Stone photo by Colin Watts on Unsplash.

Discussion and Feedback

You can join the discussion on Twitter, Hacker News or r/Intel.

If you have a question or any type of feedback, you can leave a comment below.

If you liked this post, check out the homepage for others you might enjoy.



  1. Specifically, it uses std::fill with a zero argument, with some inlining prevention, which ultimately results in a fill which uses a series of 32-byte vector loads and stores to store 256 bytes per unrolled iteration, with a loop body like this:

    vmovdqu YMMWORD PTR [rax],ymm1
    vmovdqu YMMWORD PTR [rax+0x20],ymm1
    vmovdqu YMMWORD PTR [rax+0x40],ymm1
    vmovdqu YMMWORD PTR [rax+0x60],ymm1
    vmovdqu YMMWORD PTR [rax+0x80],ymm1
    vmovdqu YMMWORD PTR [rax+0xa0],ymm1
    vmovdqu YMMWORD PTR [rax+0xc0],ymm1
    vmovdqu YMMWORD PTR [rax+0xe0],ymm1
    

    So the compiler does a good job: you can’t ask for much better than that. 

  2. I’m doing a bit of a retcon here. The effect is present as described on the gates given, and I observed and benchmarked it on Wednesday myself, but the specific data series used for the plots were generated a week later when I had time to collect the data properly in a relatively noise free environment.
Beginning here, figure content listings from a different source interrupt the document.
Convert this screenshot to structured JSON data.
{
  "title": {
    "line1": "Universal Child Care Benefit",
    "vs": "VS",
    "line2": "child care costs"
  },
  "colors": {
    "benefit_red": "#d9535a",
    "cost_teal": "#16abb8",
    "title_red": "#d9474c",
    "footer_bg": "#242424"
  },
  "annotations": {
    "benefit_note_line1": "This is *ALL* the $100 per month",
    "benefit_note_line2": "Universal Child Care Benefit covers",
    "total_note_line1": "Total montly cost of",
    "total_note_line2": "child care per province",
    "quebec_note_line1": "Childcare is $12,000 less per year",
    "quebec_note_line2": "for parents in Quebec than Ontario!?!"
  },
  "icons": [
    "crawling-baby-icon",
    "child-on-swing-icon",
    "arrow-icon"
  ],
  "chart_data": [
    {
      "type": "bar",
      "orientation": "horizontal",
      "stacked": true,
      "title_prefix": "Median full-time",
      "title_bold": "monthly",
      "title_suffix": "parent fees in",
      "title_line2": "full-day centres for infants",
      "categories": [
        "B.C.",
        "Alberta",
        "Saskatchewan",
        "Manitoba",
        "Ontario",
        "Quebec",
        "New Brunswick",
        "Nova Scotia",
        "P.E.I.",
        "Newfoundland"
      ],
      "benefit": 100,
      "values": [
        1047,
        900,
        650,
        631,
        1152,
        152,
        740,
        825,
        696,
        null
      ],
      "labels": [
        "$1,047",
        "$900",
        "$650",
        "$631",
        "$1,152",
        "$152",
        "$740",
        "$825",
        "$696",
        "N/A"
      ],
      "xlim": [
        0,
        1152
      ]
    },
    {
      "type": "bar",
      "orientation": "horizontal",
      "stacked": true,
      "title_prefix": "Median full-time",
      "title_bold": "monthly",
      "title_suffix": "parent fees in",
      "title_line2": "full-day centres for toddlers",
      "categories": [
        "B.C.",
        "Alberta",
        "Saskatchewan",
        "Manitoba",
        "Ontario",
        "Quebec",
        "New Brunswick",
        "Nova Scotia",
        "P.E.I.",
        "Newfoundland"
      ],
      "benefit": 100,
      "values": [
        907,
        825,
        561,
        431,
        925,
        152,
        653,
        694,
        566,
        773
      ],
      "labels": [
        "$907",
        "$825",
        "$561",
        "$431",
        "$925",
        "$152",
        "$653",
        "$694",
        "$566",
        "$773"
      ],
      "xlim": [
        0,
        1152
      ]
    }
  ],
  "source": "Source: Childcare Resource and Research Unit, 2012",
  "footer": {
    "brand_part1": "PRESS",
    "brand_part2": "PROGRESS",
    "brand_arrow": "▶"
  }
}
So the two series were collected back-to-back on the same day, varying only the hidden parameter you’ll learn about two paragraphs from now. 

  3. To be clear, the microcode is not persistent, so it needs to be loaded on every boot. If you remove or downgrade the intel-microcode package, you’ll be back to an older microcode after the next boot. That is, unless you also update your BIOS which can also come with a microcode update: this will be persistent unless you downgrade your BIOS. 

  4. The new June 8th microcode versions are 0xea for Skylake (versus 0xe2 previously) and 0xa6 for Ice Lake (versus 0xa0 previously). 

  5. barely 

  6. The performance regression shown in the plots is close to a worst case: the benchmark only fills zeros and nothing else. Real code doesn’t spend that much time filling zeros, although zero is no doubt the dominant value in large block fills, at least because the OS must zero pages before returning them to user processes and memory-safe languages like Java will zero some objects and array types in bulk. 

  7. This observation becomes almost universal once you consider that the values involved in any operation affect power use (see e.g. Schöne et al or Cornebize and Legrand). Since power use can be directly (e.g., RAPL or external measurements) or indirectly (e.g., because of heat-dependent frequency changes) observed, it means that in theory any operation, even those widely considered to be constant-time, may leak information.